Coaches constantly tout the virtues of tough love, but most share Pinkett’s view that, “You don’t hand out suspensions unless you know you’ve got somebody behind that guy that can make plays.” And, striking a similar pragmatic note, you don’t recruit troubled players unless you think the potential benefits are worth the potential risks.The goal of these suggestions is to force coaches to calculate the cost/benefit ratios differently:
- Any player charged with a misdemeanor, let alone a felony, must be suspended until charges are dropped or the sentence is served.
- Two strikes and you’re out: Any player convicted of more than one crime loses his scholarship, period.
- The minimum suspension for a misdemeanor should be four games, and one season for a felony.
- The four-game suspension should apply to conference and bowl games so that teams don’t whittle down their impact by scheduling out of conference games against Lamb-to-the-Slaughter U.
- The personnel from universities should be strictly prohibited from establishing contact with someone, like the manager at the Swamp, who is contemplating criminal action against a student-athlete. This should constitute a major violation with a five-scholarship deduction from the next recruiting class.
- Universities should be required to compile a list of all players who have been arrested and turn it over to the NCAA. The NCAA should then publish these statistics and grade each program.
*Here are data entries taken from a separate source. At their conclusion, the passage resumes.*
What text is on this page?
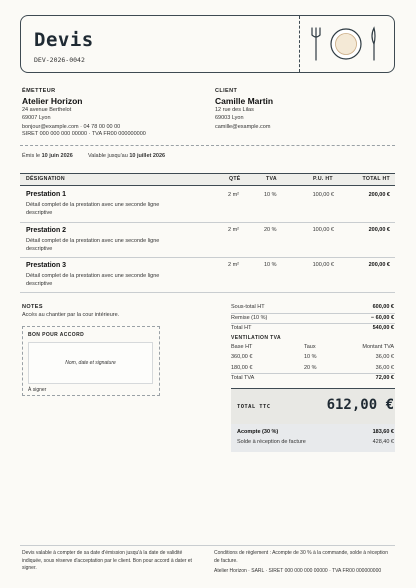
Devis
DEV-2026-0042
ÉMETTEUR
Atelier Horizon
24 avenue Berthelot
69007 Lyon
bonjour@example.com · 04 78 00 00 00
SIRET 000 000 000 00000 · TVA FR00 000000000
CLIENT
Camille Martin
12 rue des Lilas
69003 Lyon
camille@example.com
Émis le 10 juin 2026	Valable jusqu'au 10 juillet 2026
DÉSIGNATION	QTÉ	TVA	P.U. HT	TOTAL HT
Prestation 1
Détail complet de la prestation avec une seconde ligne descriptive
2 m²	10 %	100,00 €	200,00 €
Prestation 2
Détail complet de la prestation avec une seconde ligne descriptive
2 m²	20 %	100,00 €	200,00 €
Prestation 3
Détail complet de la prestation avec une seconde ligne descriptive
2 m²	10 %	100,00 €	200,00 €
NOTES
Accès au chantier par la cour intérieure.
BON POUR ACCORD
Nom, date et signature
À signer
Sous-total HT	600,00 €
Remise (10 %)	− 60,00 €
Total HT	540,00 €
VENTILATION TVA
Base HT	Taux	Montant TVA
360,00 €	10 %	36,00 €
180,00 €	20 %	36,00 €
Total TVA	72,00 €
TOTAL TTC	612,00 €
Acompte (30 %)	183,60 €
Solde à réception de facture	428,40 €
Devis valable à compter de sa date d'émission jusqu'à la date de validité indiquée, sous réserve d'acceptation par le client. Bon pour accord à dater et signer.
Conditions de règlement : Acompte de 30 % à la commande, solde à réception de facture.
Atelier Horizon · SARL · SIRET 000 000 000 00000 · TVA FR00 000000000
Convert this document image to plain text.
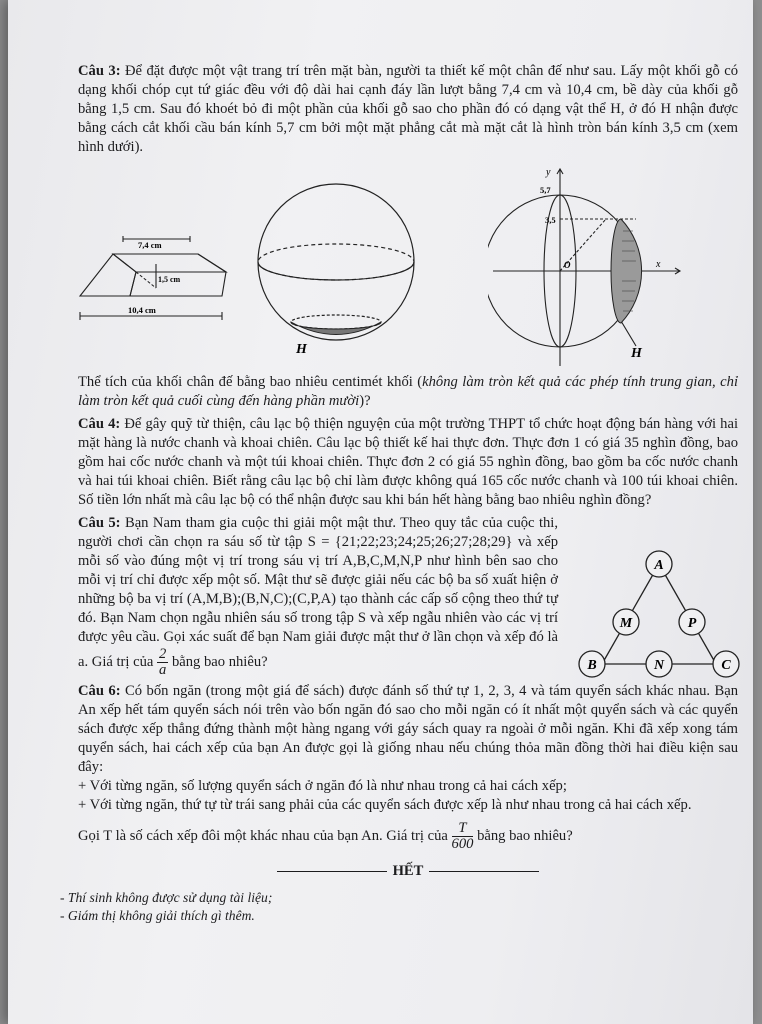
Câu 3: Để đặt được một vật trang trí trên mặt bàn, người ta thiết kế một chân đế như sau. Lấy một khối gỗ có dạng khối chóp cụt tứ giác đều với độ dài hai cạnh đáy lần lượt bằng 7,4 cm và 10,4 cm, bề dày của khối gỗ bằng 1,5 cm. Sau đó khoét bỏ đi một phần của khối gỗ sao cho phần đó có dạng vật thể H, ở đó H nhận được bằng cách cắt khối cầu bán kính 5,7 cm bởi một mặt phẳng cắt mà mặt cắt là hình tròn bán kính 3,5 cm (xem hình dưới).

7,4 cm
1,5 cm
10,4 cm
H
y
5,7
3,5
O	x
H

Thể tích của khối chân đế bằng bao nhiêu centimét khối (không làm tròn kết quả các phép tính trung gian, chỉ làm tròn kết quả cuối cùng đến hàng phần mười)?

Câu 4: Để gây quỹ từ thiện, câu lạc bộ thiện nguyện của một trường THPT tổ chức hoạt động bán hàng với hai mặt hàng là nước chanh và khoai chiên. Câu lạc bộ thiết kế hai thực đơn. Thực đơn 1 có giá 35 nghìn đồng, bao gồm hai cốc nước chanh và một túi khoai chiên. Thực đơn 2 có giá 55 nghìn đồng, bao gồm ba cốc nước chanh và hai túi khoai chiên. Biết rằng câu lạc bộ chỉ làm được không quá 165 cốc nước chanh và 100 túi khoai chiên. Số tiền lớn nhất mà câu lạc bộ có thể nhận được sau khi bán hết hàng bằng bao nhiêu nghìn đồng?

Câu 5: Bạn Nam tham gia cuộc thi giải một mật thư. Theo quy tắc của cuộc thi, người chơi cần chọn ra sáu số từ tập S = {21;22;23;24;25;26;27;28;29} và xếp mỗi số vào đúng một vị trí trong sáu vị trí A,B,C,M,N,P như hình bên sao cho mỗi vị trí chỉ được xếp một số. Mật thư sẽ được giải nếu các bộ ba số xuất hiện ở những bộ ba vị trí (A,M,B);(B,N,C);(C,P,A) tạo thành các cấp số cộng theo thứ tự đó. Bạn Nam chọn ngẫu nhiên sáu số trong tập S và xếp ngẫu nhiên vào các vị trí được yêu cầu. Gọi xác suất để bạn Nam giải được mật thư ở lần chọn và xếp đó là a. Giá trị của $\frac{2}{a}$ bằng bao nhiêu?

A
M	P
B	N	C

Câu 6: Có bốn ngăn (trong một giá để sách) được đánh số thứ tự 1, 2, 3, 4 và tám quyển sách khác nhau. Bạn An xếp hết tám quyển sách nói trên vào bốn ngăn đó sao cho mỗi ngăn có ít nhất một quyển sách và các quyển sách được xếp thẳng đứng thành một hàng ngang với gáy sách quay ra ngoài ở mỗi ngăn. Khi đã xếp xong tám quyển sách, hai cách xếp của bạn An được gọi là giống nhau nếu chúng thỏa mãn đồng thời hai điều kiện sau đây:

+ Với từng ngăn, số lượng quyển sách ở ngăn đó là như nhau trong cả hai cách xếp;

+ Với từng ngăn, thứ tự từ trái sang phải của các quyển sách được xếp là như nhau trong cả hai cách xếp.

Gọi T là số cách xếp đôi một khác nhau của bạn An. Giá trị của $\frac{T}{600}$ bằng bao nhiêu?

HẾT
- Thí sinh không được sử dụng tài liệu;
- Giám thị không giải thích gì thêm.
The point of these suggestions is to compel coaches to absorb more of the risks and costs that come with recruiting and retaining athletes that do not embody the student ideal. As it stands, PR hit and possibly pangs of conscience aside, Urban Meyer has not had to bear the costs of the risks he took on Hernandez. Sadly, and perhaps tragically, those costs have been borne by others while Meyer has moved on to an even bigger salary at another elite program. I am not sure that he would have even recruited Hernandez if there had been mandatory suspensions, which would have been applied to conference games, clear criteria for dismissal, the inability to intervene in any potentially criminal matter, and a report card that would publicize and penalize any wrongdoings.
I know coaches would probably lobby against these kinds of proposals, because they don’t like change, especially when it requires more bureaucrats, and chafe at any loss of authority. But I think that, so long as these rules were applied uniformly, coaches would be better off because they would not be nearly as tempted to take chances on players who cost them so much of what little sleep they now get. I would like to think that both Meyer and Tressel are sincere in their religious convictions, even though they badly lost their respective scriptural plots. They were put in a position where there was a stark choice between serving worldly concerns and serving God, and we should take every step possible to reconcile serving both.